Desde logo, a recusa em alterarem o número de alunos de turma, nem que fosse de forma provisória, com a argumentação de que as escolas não crescem, mas sabendo nós que as salas vazias existem e que até vão servir de cantina. Não só não diminuíram como em alguns casos aumentaram, o que torna tudo isto uma enorme falácia. Turmas com excesso de alunos são aprovadas, contrariando a própria lei, mas cumprindo as restrições orçamentais.

Na tentativa de contrariar o excesso de alunos, algumas escolas pensaram, e bem, em desdobrar turmas. Ao abrigo da autonomia, poderiam fazê-lo, proclamava a tutela nos média nacionais. Mas na prática a situação era outra: só poderiam desdobrar se isso significasse zero aumento de custos, mais uma enorme falácia.

O que têm as escolas, afinal, preparado para o início? Pouco, muito pouco. Para além dos horários desfasados, tanto quanto possível, as setas dos percursos pintadas no chão, o álcool-gel, em escassos doseadores (não há dinheiro para os comprar), e as máscaras que serão distribuídas. Não há mais nada.
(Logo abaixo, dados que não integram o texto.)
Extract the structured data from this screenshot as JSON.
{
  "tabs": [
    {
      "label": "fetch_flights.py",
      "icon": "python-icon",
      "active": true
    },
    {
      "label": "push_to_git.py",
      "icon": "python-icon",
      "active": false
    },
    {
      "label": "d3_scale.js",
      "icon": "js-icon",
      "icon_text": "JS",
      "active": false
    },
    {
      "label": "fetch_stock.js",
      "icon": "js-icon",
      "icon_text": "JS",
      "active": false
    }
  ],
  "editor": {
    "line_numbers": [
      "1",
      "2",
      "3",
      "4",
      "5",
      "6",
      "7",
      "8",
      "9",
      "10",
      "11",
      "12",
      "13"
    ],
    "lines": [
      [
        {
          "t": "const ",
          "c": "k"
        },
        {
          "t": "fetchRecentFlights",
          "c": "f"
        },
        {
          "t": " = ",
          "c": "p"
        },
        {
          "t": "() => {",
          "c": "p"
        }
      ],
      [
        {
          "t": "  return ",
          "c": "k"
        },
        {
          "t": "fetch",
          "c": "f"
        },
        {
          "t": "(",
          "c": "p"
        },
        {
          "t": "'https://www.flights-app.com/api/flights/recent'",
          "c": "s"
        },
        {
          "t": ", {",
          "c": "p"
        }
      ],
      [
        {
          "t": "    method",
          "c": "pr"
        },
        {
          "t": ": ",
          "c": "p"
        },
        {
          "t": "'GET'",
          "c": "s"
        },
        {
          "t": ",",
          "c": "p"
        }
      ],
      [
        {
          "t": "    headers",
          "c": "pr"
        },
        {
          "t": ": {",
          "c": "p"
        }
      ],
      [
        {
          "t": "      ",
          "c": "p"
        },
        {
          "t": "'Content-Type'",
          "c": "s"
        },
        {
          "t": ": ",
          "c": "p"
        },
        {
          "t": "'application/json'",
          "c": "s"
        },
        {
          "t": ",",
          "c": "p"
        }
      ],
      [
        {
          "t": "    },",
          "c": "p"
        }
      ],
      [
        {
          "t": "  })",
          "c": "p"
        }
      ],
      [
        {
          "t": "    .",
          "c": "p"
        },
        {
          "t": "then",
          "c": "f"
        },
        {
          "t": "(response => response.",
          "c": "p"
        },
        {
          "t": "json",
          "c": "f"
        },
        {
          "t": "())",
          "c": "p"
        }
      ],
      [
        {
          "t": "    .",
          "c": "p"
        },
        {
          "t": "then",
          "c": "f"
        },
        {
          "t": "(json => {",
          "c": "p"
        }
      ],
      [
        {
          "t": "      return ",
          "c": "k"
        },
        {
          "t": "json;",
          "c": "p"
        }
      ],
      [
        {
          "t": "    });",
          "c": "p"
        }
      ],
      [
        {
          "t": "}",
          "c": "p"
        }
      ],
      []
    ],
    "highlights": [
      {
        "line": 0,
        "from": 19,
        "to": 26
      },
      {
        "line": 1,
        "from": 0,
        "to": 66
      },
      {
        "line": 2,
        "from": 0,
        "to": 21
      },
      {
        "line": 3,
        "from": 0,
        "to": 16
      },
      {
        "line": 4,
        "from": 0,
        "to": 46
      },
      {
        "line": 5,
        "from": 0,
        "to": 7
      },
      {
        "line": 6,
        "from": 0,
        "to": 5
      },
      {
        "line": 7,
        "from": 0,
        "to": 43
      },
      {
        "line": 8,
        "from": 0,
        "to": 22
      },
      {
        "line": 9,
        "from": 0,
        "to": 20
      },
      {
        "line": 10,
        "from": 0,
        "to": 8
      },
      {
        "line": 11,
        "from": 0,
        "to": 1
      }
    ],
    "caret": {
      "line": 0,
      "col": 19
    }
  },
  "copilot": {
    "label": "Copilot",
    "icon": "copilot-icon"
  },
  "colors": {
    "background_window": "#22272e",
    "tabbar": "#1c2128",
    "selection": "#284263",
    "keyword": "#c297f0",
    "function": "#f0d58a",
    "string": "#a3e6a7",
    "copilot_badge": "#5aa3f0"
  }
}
Mas anunciam-se mais assistentes operacionais, professores, técnicos, que demoram a chegar e com certeza não serão suficientes.

Sem um número suficiente de assistentes, o cumprimento das muitas regras impostas será impossível de garantir: quer os percursos, quer a higienização, quer o uso adequado da máscara.

Se juntarmos a isto tudo a falta de recursos para a transição, assim que necessário, para o ensino à distância ou misto, então temos mesmo tudo para que corra mal.

Nas escolas, os computadores são os mesmos há décadas. Parece que a renovação do parque informático está em andamento, mas em modo invisível. A internet funciona mal ou simplesmente não funciona. Os alunos continuam à espera do prometido portátil, os professores também… Chegarão, não sabemos quando, mas chegarão!

E como se isto tudo não bastasse, temos ainda o incentivo do Governo às baixas dos professores de risco. Claro que é mais fácil e sobretudo mais barato mandar os professores de risco de baixa para casa, alegando que o teletrabalho não é compatível com a atividade letiva. Agora, porque nos últimos meses foi o que aconteceu. A solução poderia passar por estes professores ficarem responsáveis pelos alunos de risco, posteriormente, substituírem os professores que ficarão doentes e que obriguem os alunos a ir para casa, ou outra solução qualquer. Mas a que arranjaram foi só mais uma demonstração de desrespeito pelo professor.

Como cereja no topo do bolo, coloco alguns pais que na realidade se estão a marimbar para o que se passa nas escolas e por isso não exigem que se cumpram as medidas, como em todos os outros serviços do país. Jantares de família com mais de dez pessoas, não é possível. Frequentar a escola, com toda a impreparação que relatei, com mais 150 pessoas, tudo bem!

Espanta-me também a postura de acólitos a que se prestam alguns colegas que ocupam cargos de chefia e que perdem, por isso, a noção da realidade. Exigem reuniões presenciais para tornar normal o início de um ano letivo que tem pouco de comum.

É imperioso recomeçar, já o disse e repito, mas assim não. Assim, correrá mal!